Thomas,
I did some testing of a K10D yesterday to see what happens with the black point and histogram at the 1, 5, 10, 15, and 30 second durations with manual and bulb exposures. No strict temperature controls applied at the time, it was just at ambient and didn't make the camera reach thermal equilibrium. Still, the temperatures are mostly stable because the durations were short. At 100 ISO, the blackpoints are all 0. The mean is uniformly .7 to .8 ADU. Max was due to hot pixels and min was due to dead pixels.
When stretching the histogram to show the full range, it looks more like your second example - a truncated curve with a tail leading off to the left with a spike.
The background bias noise in the above example has been stretched to show the histogram. The histogram is generated in the above view by averaging the 3x3 area around the mouse pointer which is placed at the center of the image.
This view above is the same sub with a 300% view. This shows the density of the bias noise. Note the location of the hot pixels as large blocks of color. Also note the lack of black pixels - maybe this is a view of properly non-truncated data?
I do see bias in the darks Thomas has posted (and the ones I generated of short duration), so it's the prominent source of noise as the vertical pattern suggests. The ring of glow around the edges in the K5IIs example looks like classic amp glow and matches what I saw in a dark that I've seen on a K5.
To answer the question of why did the engineers do this, I'd point to what Craig Stark says in his conclusion in the Canon study. It's to optimize the performance of the camera for the common daylight use. There is some tradeoff of dark signal being lost, maybe it's not a full stop like Stark found, but it is a sacrifice. The question is still raised, why is it not scaled under common exposures (less than 10 seconds) and then turned on by default at anything above? Thomas is right, this seems to be a reverse of what would be desired. Again, my guess is that the engineers may be thinking less about saving the dim data and more about saving headroom for highlights.
What's the remedy? A firmware update would be nice that gives a toggle to reset black point - that would be ideal. Maybe Pentax will give us this control if they did, bravo, if not, we may have to use workarounds of tricking the camera and standardizing on this behavior.

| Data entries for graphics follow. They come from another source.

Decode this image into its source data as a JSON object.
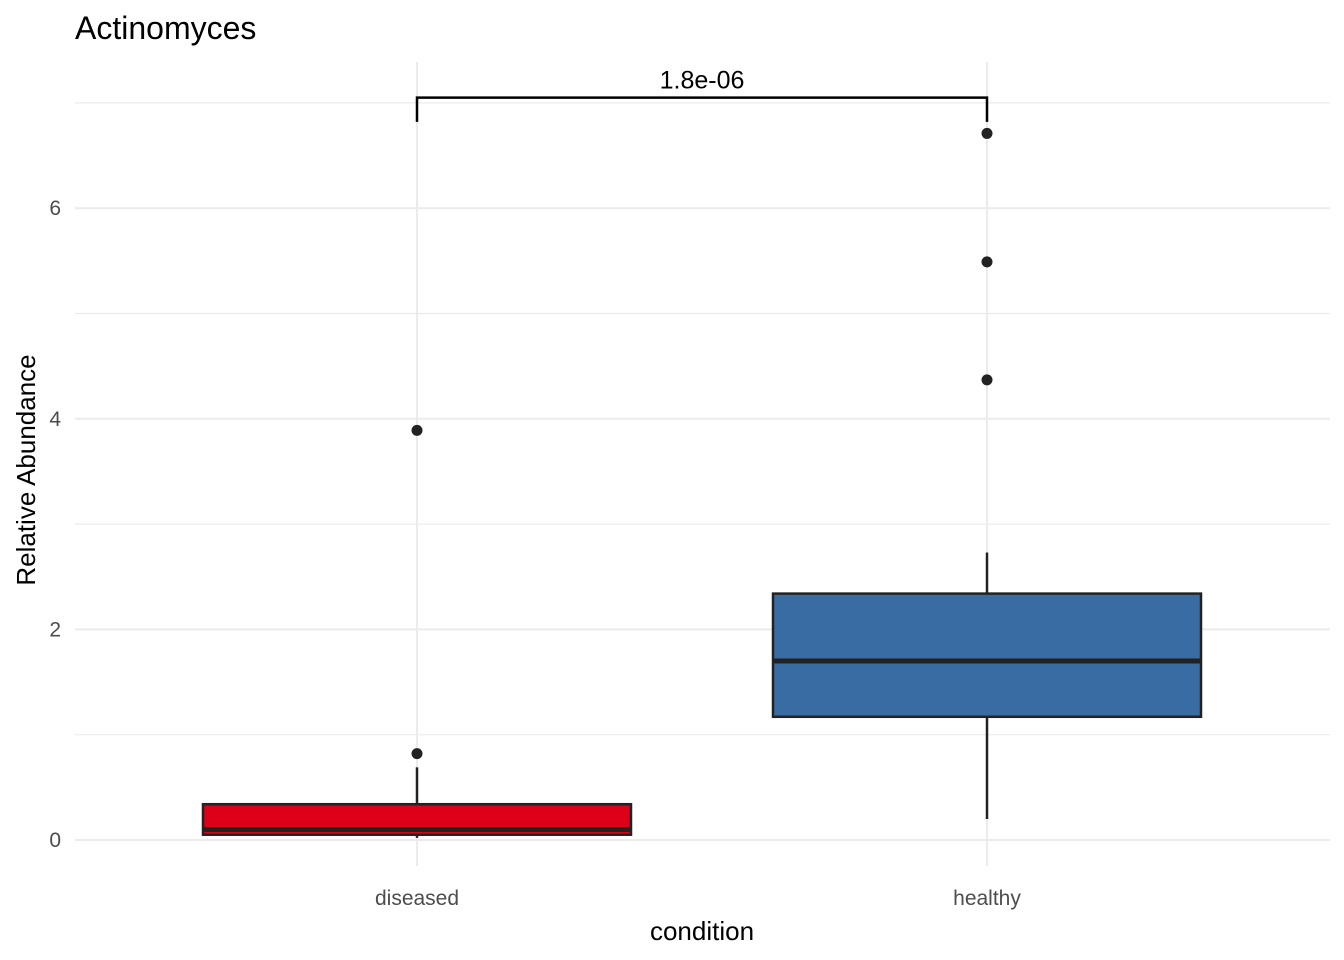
{
  "chart_data": {
    "type": "box",
    "title": "Actinomyces",
    "xlabel": "condition",
    "ylabel": "Relative Abundance",
    "categories": [
      "diseased",
      "healthy"
    ],
    "ylim": [
      -0.5,
      7.35
    ],
    "yticks": [
      0,
      2,
      4,
      6
    ],
    "ytick_labels": [
      "0",
      "2",
      "4",
      "6"
    ],
    "grid": true,
    "legend": "none",
    "boxes": [
      {
        "category": "diseased",
        "color": "#de0018",
        "whisker_low": 0.02,
        "q1": 0.05,
        "median": 0.1,
        "q3": 0.34,
        "whisker_high": 0.69,
        "outliers": [
          0.82,
          3.89
        ]
      },
      {
        "category": "healthy",
        "color": "#386ca3",
        "whisker_low": 0.2,
        "q1": 1.17,
        "median": 1.7,
        "q3": 2.34,
        "whisker_high": 2.73,
        "outliers": [
          4.37,
          5.49,
          6.71
        ]
      }
    ],
    "significance": {
      "label": "1.8e-06",
      "from": "diseased",
      "to": "healthy",
      "y": 7.05,
      "tip_y": 6.82
    }
  }
}
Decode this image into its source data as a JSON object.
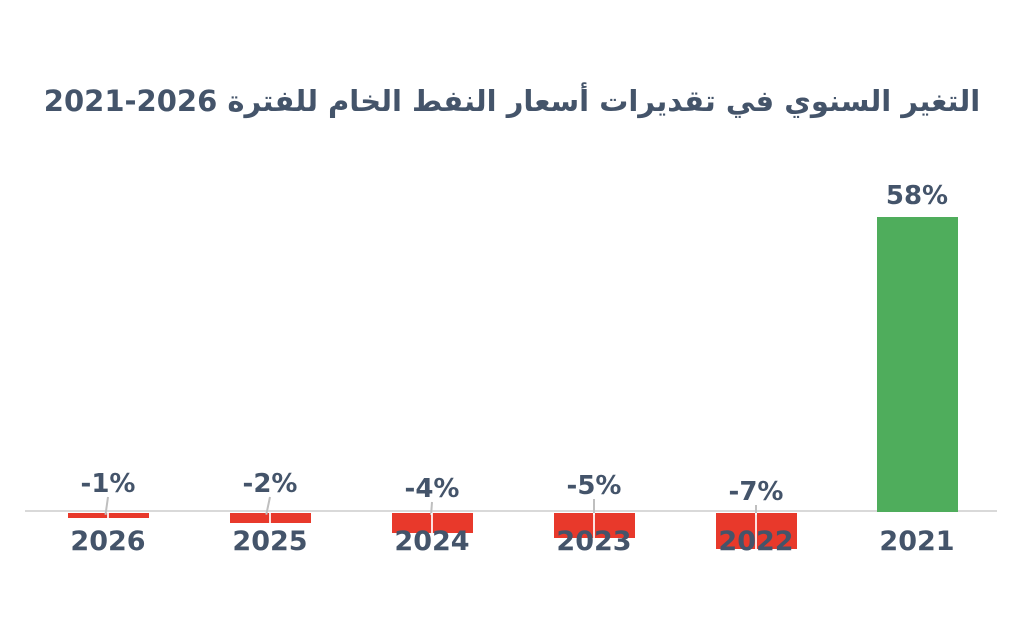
{
  "page": {
    "background_color": "#FFFFFF"
  },
  "chart_data": {
    "type": "bar",
    "title": "التغير السنوي في تقديرات أسعار النفط الخام للفترة 2026-2021",
    "title_direction": "rtl",
    "categories": [
      "2026",
      "2025",
      "2024",
      "2023",
      "2022",
      "2021"
    ],
    "values": [
      -1,
      -2,
      -4,
      -5,
      -7,
      58
    ],
    "value_labels": [
      "-1%",
      "-2%",
      "-4%",
      "-5%",
      "-7%",
      "58%"
    ],
    "ylim": [
      -10,
      62
    ],
    "grid": false,
    "legend": "none",
    "x_axis_position": "zero-line",
    "bar_colors": {
      "positive": "#4FAD5C",
      "negative": "#E8392B"
    },
    "text_color": "#44546A",
    "axis_line_color": "#D9D9D9",
    "leader_line_color": "#BFBFBF"
  }
}
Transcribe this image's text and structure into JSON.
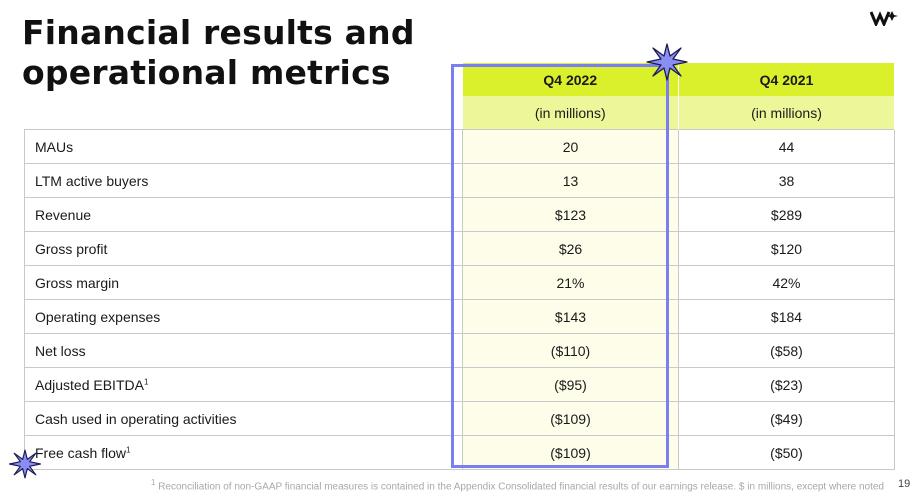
{
  "title_lines": [
    "Financial results and",
    "operational metrics"
  ],
  "columns": [
    {
      "period": "Q4 2022",
      "unit": "(in millions)"
    },
    {
      "period": "Q4 2021",
      "unit": "(in millions)"
    }
  ],
  "rows": [
    {
      "label": "MAUs",
      "note": "",
      "q4_2022": "20",
      "q4_2021": "44"
    },
    {
      "label": "LTM active buyers",
      "note": "",
      "q4_2022": "13",
      "q4_2021": "38"
    },
    {
      "label": "Revenue",
      "note": "",
      "q4_2022": "$123",
      "q4_2021": "$289"
    },
    {
      "label": "Gross profit",
      "note": "",
      "q4_2022": "$26",
      "q4_2021": "$120"
    },
    {
      "label": "Gross margin",
      "note": "",
      "q4_2022": "21%",
      "q4_2021": "42%"
    },
    {
      "label": "Operating expenses",
      "note": "",
      "q4_2022": "$143",
      "q4_2021": "$184"
    },
    {
      "label": "Net loss",
      "note": "",
      "q4_2022": "($110)",
      "q4_2021": "($58)"
    },
    {
      "label": "Adjusted EBITDA",
      "note": "1",
      "q4_2022": "($95)",
      "q4_2021": "($23)"
    },
    {
      "label": "Cash used in operating activities",
      "note": "",
      "q4_2022": "($109)",
      "q4_2021": "($49)"
    },
    {
      "label": "Free cash flow",
      "note": "1",
      "q4_2022": "($109)",
      "q4_2021": "($50)"
    }
  ],
  "footnote": {
    "marker": "1",
    "text": "Reconciliation of non-GAAP financial measures is contained in the Appendix Consolidated financial results of our earnings release. $ in millions, except where noted"
  },
  "page_number": "19",
  "colors": {
    "header_lime": "#d9f02b",
    "subheader_lime": "#edf79a",
    "highlight_purple": "#7b7ef0",
    "star_fill": "#8a8df2"
  },
  "icons": [
    "logo-mark-icon",
    "sparkle-star-icon"
  ]
}
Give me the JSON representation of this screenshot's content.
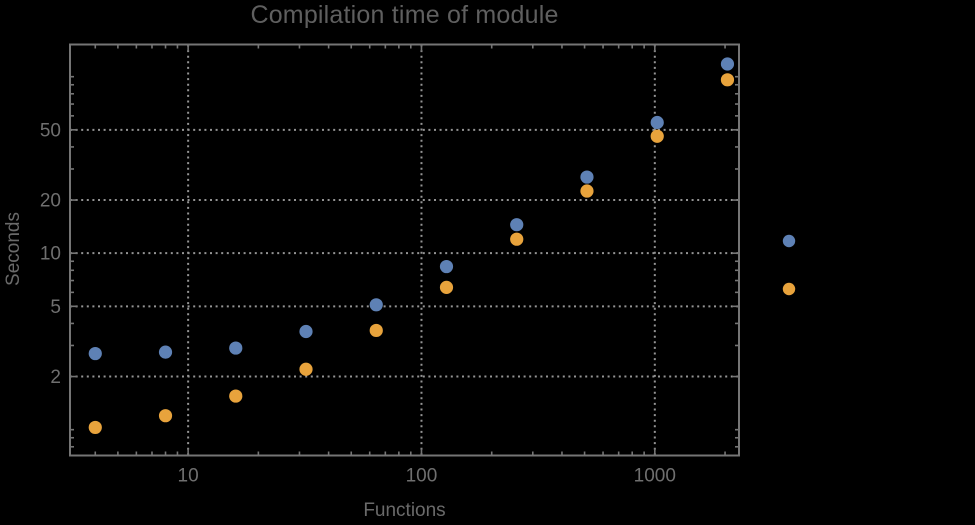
{
  "title": "Compilation time of module",
  "colors": {
    "background": "#000000",
    "frame": "#757575",
    "grid": "#949494",
    "tick_text": "#6f6f6f",
    "title_text": "#5f5f5f",
    "series1": "#5e81b5",
    "series2": "#e8a33c"
  },
  "chart_data": {
    "type": "scatter",
    "title": "Compilation time of module",
    "xlabel": "Functions",
    "ylabel": "Seconds",
    "x_axis": {
      "scale": "log",
      "min": 3.117,
      "max": 2295,
      "major_ticks": [
        10,
        100,
        1000
      ],
      "major_tick_labels": [
        "10",
        "100",
        "1000"
      ],
      "minor_ticks": [
        4,
        5,
        6,
        7,
        8,
        9,
        20,
        30,
        40,
        50,
        60,
        70,
        80,
        90,
        200,
        300,
        400,
        500,
        600,
        700,
        800,
        900,
        2000
      ]
    },
    "y_axis": {
      "scale": "log",
      "min": 0.714,
      "max": 152.2,
      "major_ticks": [
        2,
        5,
        10,
        20,
        50
      ],
      "major_tick_labels": [
        "2",
        "5",
        "10",
        "20",
        "50"
      ],
      "minor_ticks": [
        0.8,
        0.9,
        1,
        3,
        4,
        6,
        7,
        8,
        9,
        30,
        40,
        60,
        70,
        80,
        90,
        100
      ]
    },
    "grid": {
      "x_values": [
        10,
        100,
        1000
      ],
      "y_values": [
        2,
        5,
        10,
        20,
        50
      ],
      "style": "dotted"
    },
    "series": [
      {
        "name": "series-1-blue",
        "color": "#5e81b5",
        "marker": "circle",
        "points": [
          [
            4,
            2.7
          ],
          [
            8,
            2.75
          ],
          [
            16,
            2.9
          ],
          [
            32,
            3.6
          ],
          [
            64,
            5.1
          ],
          [
            128,
            8.4
          ],
          [
            256,
            14.5
          ],
          [
            512,
            27
          ],
          [
            1024,
            55
          ],
          [
            2048,
            118
          ]
        ]
      },
      {
        "name": "series-2-orange",
        "color": "#e8a33c",
        "marker": "circle",
        "points": [
          [
            4,
            1.03
          ],
          [
            8,
            1.2
          ],
          [
            16,
            1.55
          ],
          [
            32,
            2.2
          ],
          [
            64,
            3.65
          ],
          [
            128,
            6.4
          ],
          [
            256,
            12
          ],
          [
            512,
            22.5
          ],
          [
            1024,
            46
          ],
          [
            2048,
            96
          ]
        ]
      }
    ],
    "legend": {
      "position": "right-outside",
      "entries": [
        {
          "series": "series-1-blue",
          "color": "#5e81b5",
          "label": ""
        },
        {
          "series": "series-2-orange",
          "color": "#e8a33c",
          "label": ""
        }
      ]
    }
  }
}
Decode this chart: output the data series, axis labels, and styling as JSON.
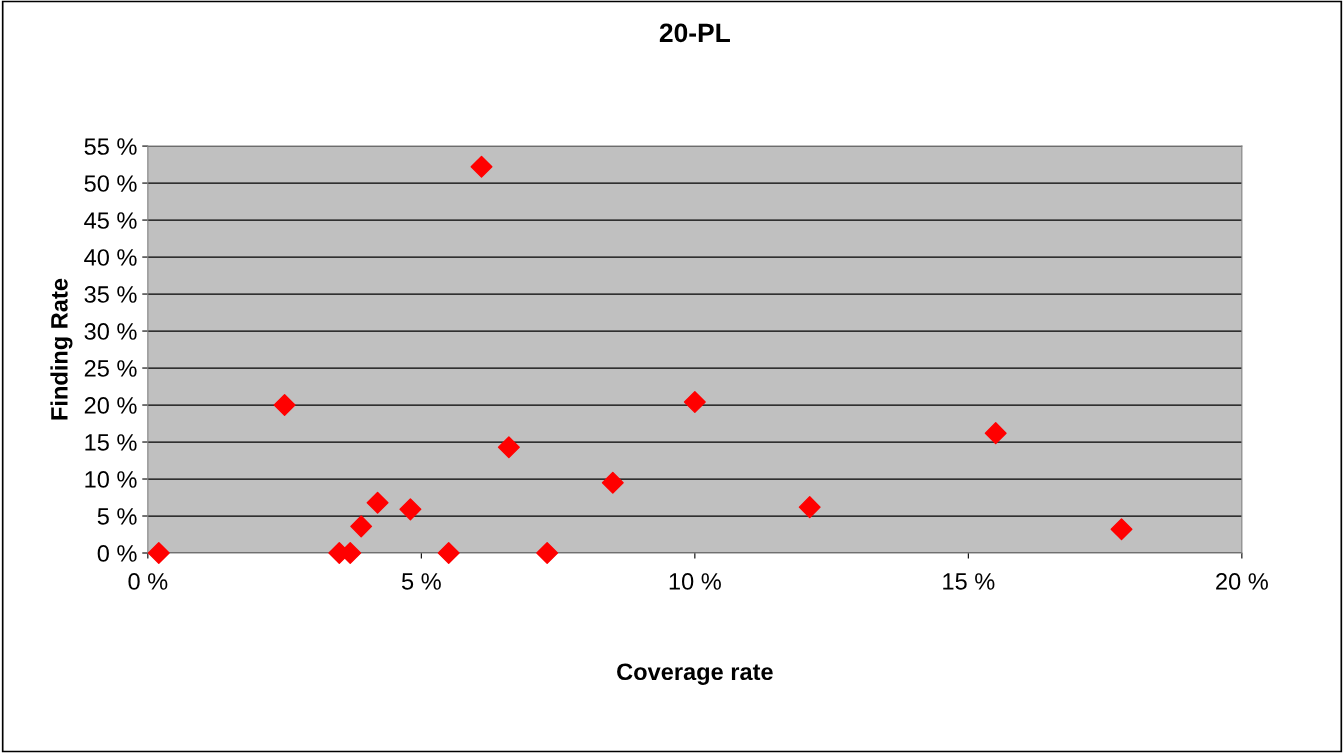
{
  "chart_data": {
    "type": "scatter",
    "title": "20-PL",
    "xlabel": "Coverage rate",
    "ylabel": "Finding Rate",
    "x": [
      0.2,
      2.5,
      3.5,
      3.7,
      3.9,
      4.2,
      4.8,
      5.5,
      6.1,
      6.6,
      7.3,
      8.5,
      10.0,
      12.1,
      15.5,
      17.8
    ],
    "series": [
      {
        "color": "#ff0000",
        "values": [
          0,
          20.0,
          0,
          0,
          3.6,
          6.8,
          5.9,
          0,
          52.2,
          14.3,
          0,
          9.5,
          20.4,
          6.2,
          16.2,
          3.2
        ]
      }
    ],
    "marker": "diamond",
    "grid": "y",
    "legend": false,
    "xlim": [
      0,
      20
    ],
    "xticks": [
      {
        "value": 0,
        "label": "0 %"
      },
      {
        "value": 5,
        "label": "5 %"
      },
      {
        "value": 10,
        "label": "10 %"
      },
      {
        "value": 15,
        "label": "15 %"
      },
      {
        "value": 20,
        "label": "20 %"
      }
    ],
    "ylim": [
      0,
      55
    ],
    "yticks": [
      {
        "value": 0,
        "label": "0 %"
      },
      {
        "value": 5,
        "label": "5 %"
      },
      {
        "value": 10,
        "label": "10 %"
      },
      {
        "value": 15,
        "label": "15 %"
      },
      {
        "value": 20,
        "label": "20 %"
      },
      {
        "value": 25,
        "label": "25 %"
      },
      {
        "value": 30,
        "label": "30 %"
      },
      {
        "value": 35,
        "label": "35 %"
      },
      {
        "value": 40,
        "label": "40 %"
      },
      {
        "value": 45,
        "label": "45 %"
      },
      {
        "value": 50,
        "label": "50 %"
      },
      {
        "value": 55,
        "label": "55 %"
      }
    ]
  }
}
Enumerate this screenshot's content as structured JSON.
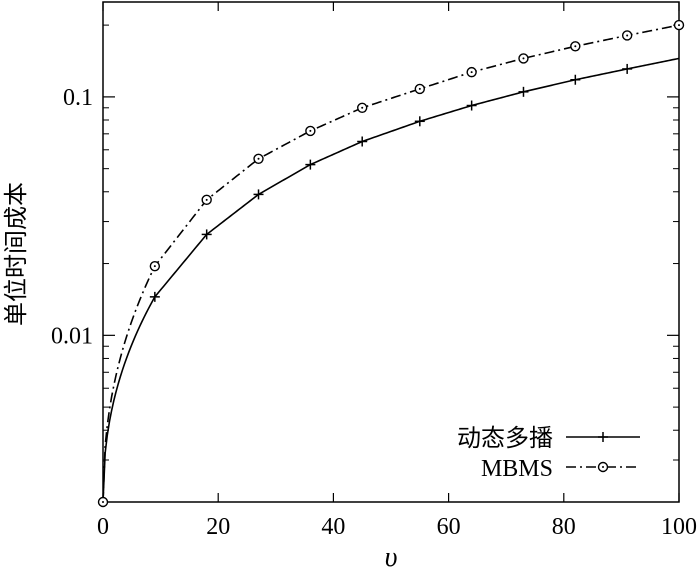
{
  "chart_data": {
    "type": "line",
    "xlabel": "υ",
    "ylabel": "单位时间成本",
    "xlim": [
      0,
      100
    ],
    "ylim": [
      0.002,
      0.25
    ],
    "y_scale": "log",
    "x_ticks": [
      0,
      20,
      40,
      60,
      80,
      100
    ],
    "x_tick_labels": [
      "0",
      "20",
      "40",
      "60",
      "80",
      "100"
    ],
    "y_ticks": [
      0.01,
      0.1
    ],
    "y_tick_labels": [
      "0.01",
      "0.1"
    ],
    "legend_position": "bottom-right",
    "series": [
      {
        "name": "动态多播",
        "line_style": "solid",
        "marker": "plus",
        "color": "#000000",
        "x": [
          0,
          9,
          18,
          27,
          36,
          45,
          55,
          64,
          73,
          82,
          91,
          100
        ],
        "y": [
          0.002,
          0.0145,
          0.0265,
          0.039,
          0.052,
          0.065,
          0.079,
          0.092,
          0.105,
          0.118,
          0.131,
          0.145
        ],
        "marker_x": [
          9,
          18,
          27,
          36,
          45,
          55,
          64,
          73,
          82,
          91
        ],
        "marker_y": [
          0.0145,
          0.0265,
          0.039,
          0.052,
          0.065,
          0.079,
          0.092,
          0.105,
          0.118,
          0.131
        ]
      },
      {
        "name": "MBMS",
        "line_style": "dashdot",
        "marker": "circle",
        "color": "#000000",
        "x": [
          0,
          9,
          18,
          27,
          36,
          45,
          55,
          64,
          73,
          82,
          91,
          100
        ],
        "y": [
          0.002,
          0.0195,
          0.037,
          0.055,
          0.072,
          0.09,
          0.108,
          0.127,
          0.145,
          0.163,
          0.181,
          0.2
        ],
        "marker_x": [
          0,
          9,
          18,
          27,
          36,
          45,
          55,
          64,
          73,
          82,
          91,
          100
        ],
        "marker_y": [
          0.002,
          0.0195,
          0.037,
          0.055,
          0.072,
          0.09,
          0.108,
          0.127,
          0.145,
          0.163,
          0.181,
          0.2
        ]
      }
    ]
  }
}
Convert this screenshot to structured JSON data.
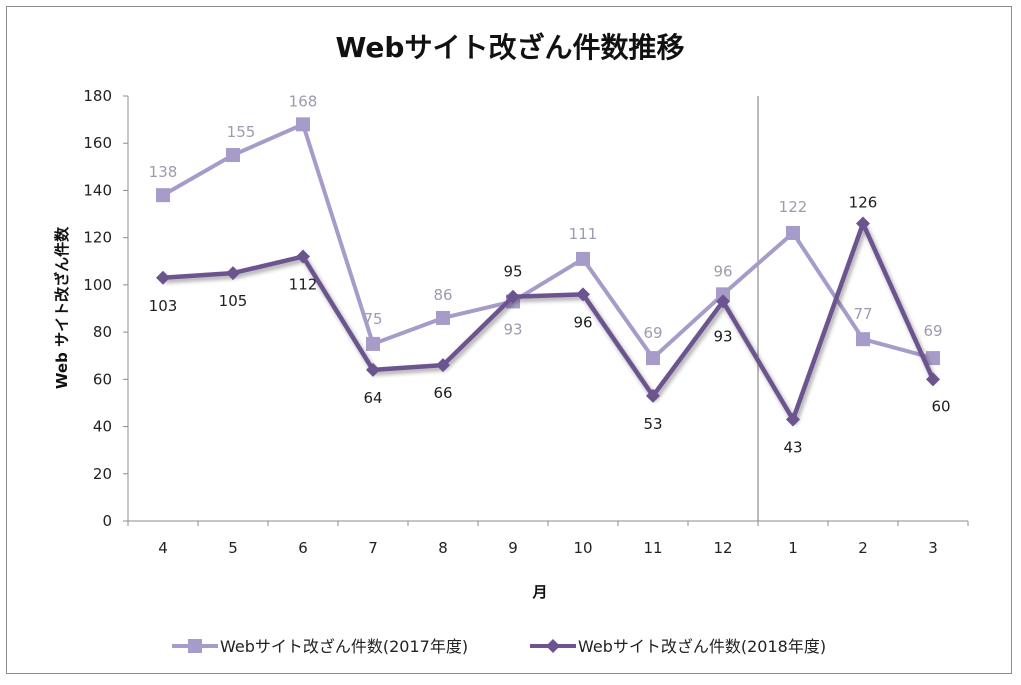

In practice, it seems that if the camera's performance is profiled at a particular exposure duration and ISO setting, a map of noise across a range of temperatures would generate a usable reduction master. As these cameras are not temperature regulated, we have to depend on the EXIF temp reading and matching darks to lights to develop a profile. In my experience, this linking of temperatures needs to be within 2 C to be usable. Anything more does not scale properly.
Once we decide on the setting that works for the conditions used (for me, I've said it's 1200 second subs at 100 ISO) then all the rest of the efforts revolve around that point. Mount tuning, alignment, library management, and power supply are all part of the effort to support this choice. Maybe these long durations are enough to get the heat signal out of the murk. Maybe not as even a 1200 second 29C sub I referenced had a black point of 0 and mean of 3 (median of 0).